Roman qui raconte une vocation poétique dans les conditions où elle est née et s’est peu à peu réalisée. Malgré de sévères obstacles socio-économiques, le poète en herbe, Jérôme Fellay, encouragé et aidé par son indéfectible ami Claude Payot, réussit à financer lui-même ses études et à devenir professeur de français. Au bout d’une dizaine d’années d’enseignement, il éprouve le besoin de se consacrer tout entier à sa vocation poétique, qui est des plus exigeantes. Il doit se dépayser, sortir des habitudes, des situations humaines trop rassurantes, afin de pouvoir écouter le parler de sa langue qui, tout bas, chante l’inédit du monde, dont il tente, par ses vers, de recueillir quelques instantanés. Il quitte son amie, sa profession, son pays, pour répondre à son appel. Alors qu’il bourlingue depuis longtemps, le poète apprend, tout surpris, qu’un grand éditeur parisien s’intéresse à son œuvre. Il est reconnu et ses poèmes iront chanter en de très nombreuses oreilles francophones. Le poète sexagénaire ne cesse néanmoins de réapprendre, dès l’aube, à frapper le silex des mots, à en faire jaillir l’étincelle qui incendie toujours plus avant.

Ce roman est philosophique, parce qu’il suggère une manière poétique de penser et d’exister, en rupture avec l’inquiète volonté de calcul, de contrôle et de planification, que les événements déjouent à nos dépens plus souvent qu’ils ne la confirment.

 

 

 

Extrait

 

 

Il (Jérôme) vit pour la première fois Cécile, la poétesse, à la bibliothèque. Elle compulsait de gros ouvrages et prenait des notes. Elle portait des lunettes et paraissait un cerveau dans un corps de femme maigre. Son regard était distant, presque méprisant. Il se renseigna, afin de savoir qui était cette étudiante. Il apprit qu’elle était de neuf ans son aînée et qu’elle préparait, sous la direction d’un maître illustre, une thèse de doctorat sur l’œuvre d’un célèbre dramaturge français du début du 20e siècle. Intrigué par l’air hautain de cette doctorante, lui, jeune débutant, s’efforça de l’approcher. Comme elle était pratiquement tous les jours ouvrables à la bibliothèque, il s’y rendait aussi.

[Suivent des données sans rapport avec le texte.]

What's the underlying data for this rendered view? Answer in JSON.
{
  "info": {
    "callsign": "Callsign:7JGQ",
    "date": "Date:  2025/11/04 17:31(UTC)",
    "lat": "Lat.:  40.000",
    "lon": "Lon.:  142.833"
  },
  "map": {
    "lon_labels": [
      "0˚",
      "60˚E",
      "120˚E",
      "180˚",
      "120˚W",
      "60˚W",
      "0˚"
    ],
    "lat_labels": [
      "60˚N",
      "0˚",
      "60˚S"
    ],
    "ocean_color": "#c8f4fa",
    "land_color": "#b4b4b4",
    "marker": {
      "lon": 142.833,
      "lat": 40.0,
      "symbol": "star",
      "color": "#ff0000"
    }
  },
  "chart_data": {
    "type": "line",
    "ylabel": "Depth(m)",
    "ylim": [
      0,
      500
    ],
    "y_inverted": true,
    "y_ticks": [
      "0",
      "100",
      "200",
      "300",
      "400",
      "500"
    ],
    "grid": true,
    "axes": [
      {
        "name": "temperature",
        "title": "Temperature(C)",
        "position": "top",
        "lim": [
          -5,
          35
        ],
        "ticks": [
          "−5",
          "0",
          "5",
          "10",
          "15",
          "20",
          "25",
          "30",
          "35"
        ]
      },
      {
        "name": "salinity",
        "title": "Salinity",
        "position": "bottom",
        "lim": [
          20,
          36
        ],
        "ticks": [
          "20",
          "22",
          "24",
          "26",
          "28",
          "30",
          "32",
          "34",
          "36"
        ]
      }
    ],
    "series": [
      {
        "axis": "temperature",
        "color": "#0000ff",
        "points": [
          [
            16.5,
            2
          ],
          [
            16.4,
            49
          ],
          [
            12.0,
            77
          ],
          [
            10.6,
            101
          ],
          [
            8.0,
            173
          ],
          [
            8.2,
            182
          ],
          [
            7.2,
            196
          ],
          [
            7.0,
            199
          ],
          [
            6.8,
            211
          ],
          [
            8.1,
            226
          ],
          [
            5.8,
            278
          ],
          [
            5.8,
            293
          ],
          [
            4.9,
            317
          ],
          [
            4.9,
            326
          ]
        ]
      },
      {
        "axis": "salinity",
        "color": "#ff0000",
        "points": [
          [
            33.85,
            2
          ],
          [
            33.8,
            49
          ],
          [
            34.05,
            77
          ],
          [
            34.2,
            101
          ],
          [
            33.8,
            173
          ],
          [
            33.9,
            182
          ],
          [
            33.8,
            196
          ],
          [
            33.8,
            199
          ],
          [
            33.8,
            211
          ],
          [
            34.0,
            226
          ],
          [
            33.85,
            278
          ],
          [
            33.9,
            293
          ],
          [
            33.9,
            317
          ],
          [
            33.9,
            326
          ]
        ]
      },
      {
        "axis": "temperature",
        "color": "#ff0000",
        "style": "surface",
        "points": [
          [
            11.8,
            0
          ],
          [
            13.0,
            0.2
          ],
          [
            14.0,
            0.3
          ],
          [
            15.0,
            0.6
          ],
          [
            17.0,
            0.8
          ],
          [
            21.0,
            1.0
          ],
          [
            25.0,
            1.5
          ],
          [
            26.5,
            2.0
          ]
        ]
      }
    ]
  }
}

Il passait près de son bureau et la saluait très poliment, puis il s’installait le plus studieusement du monde à un bureau d’où elle pouvait le voir. Il lisait certains ouvrages que ses professeurs avaient recommandés. Lui aussi prenait des notre. Il voulait se constituer un fichier en bonne et due forme, qui suivît les règles académiques de la citation et de la référence. De la sorte, il eut un motif d’entrer en relation avec la doctorante.

Il dut lui raconter un brin de son histoire. Elle l’écoutait comme un juge d’instruction. Une fois assurée que son interlocuteur avait vraiment l’intention de procéder avec ordre dans la manière de rédiger citations et références, elle se détendit et lui promit son aide. Elle lui montra les conventions en vigueur, insista sur l’exigence de les respecter dans tous les travaux écrits. Son fichier à elle servait de modèle. Elle le lui détaillait sans se lasser. Jérôme ne tarda pas à se rendre compte que Cécile se passionnait plus pour l’art du fichier que pour le contenu des fiches. Il apprit ce qu’il désirait savoir, mais également la façon dont les bibliothèques universitaires répertorient leurs ouvrages, en dressent le catalogue.

 

Le poète et son ami, éd. du Madrier, p. 36.